Насколько я помню, на двенадцатом-а и двенадцатом-б было написано просто «ДОМА» и номера и на тринадцатом то же самое, хотя к тому времени я уже так устал карабкаться, что не обращал особого внимания, заметил только, что ступеньки тут куда более истертые и грязные и лампы под потолком тусклее. Но на тринадцатом-б я очнулся. Указатель налево гласил «СЕКС», направо — «НАРКОТИКИ».
— По крайней мере, все честно! — пропыхтел я.
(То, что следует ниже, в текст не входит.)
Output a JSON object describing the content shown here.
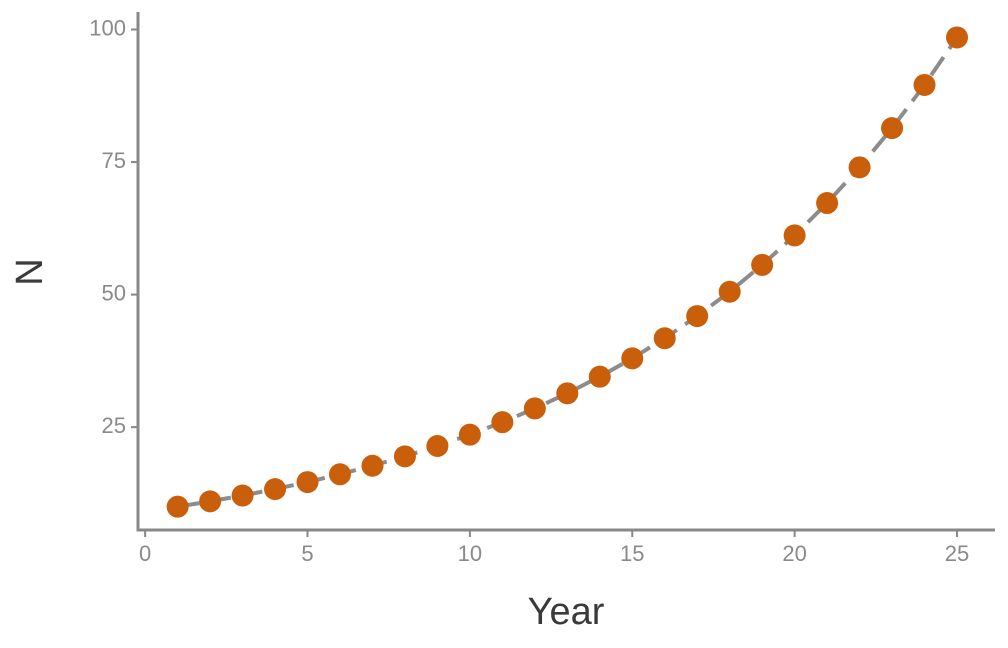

Я хотел было остановиться и взглянуть, что там слева и справа, но к этому времени мне уже казалось, что подъем длится целую вечность, и я умирал от голода. С моим здешним везением вполне могло случиться, что этот самый «один стандартный обед» подадут мне ровно в тот момент, как раздастся гудок, и я даже пожрать не успею. Так что я ускорил шаг и стал подниматься по самым раздолбанным ступенькам, потрескавшимся, перекошенным, грязным, заваленным мусором, и вот наконец выбрался на четырнадцатый уровень.
Первое, на что я обратил внимание, — это красно-белая эмалированная табличка. «ОСТОРОЖНО! — предупреждала она. — ДАЛЬШЕ ЭТОГО МЕСТА — ВЫСОКИЙ УРОВЕНЬ РАДИАЦИИ!»
— Ну ни фига себе! — сказал я.
Хорошо хоть, мне туда не надо! В табличках, указывающих в обе стороны вдоль четырнадцатого уровня, был перечислен целый список фабрик, а справа, в самом низу, значилось: «КАНЦЕЛЯРИЯ ОБЩЕСТВЕННЫХ РАБОТ. Открыто с восхода до заката».
— Ладно, — сказал я и пошел в ту сторону.
Оттуда еще и пахло едой.
Галерея здесь была куда теснее и ниже, и держалась она на тяжелых квадратных столбах, единственным предназначением которых было поддерживать радиоактивный пятнадцатый и прочие уровни, а о красоте речи не шло. Пол был черный и вроде как заасфальтированный. Но первое, что я увидел, — это целый ряд мелких забегаловок, теснившихся под столбами, а это было единственное, что меня на тот момент интересовало. С тех пор как я съел давешнюю «омлетку», прошло много часов. Я пошел вдоль ряда, присматриваясь.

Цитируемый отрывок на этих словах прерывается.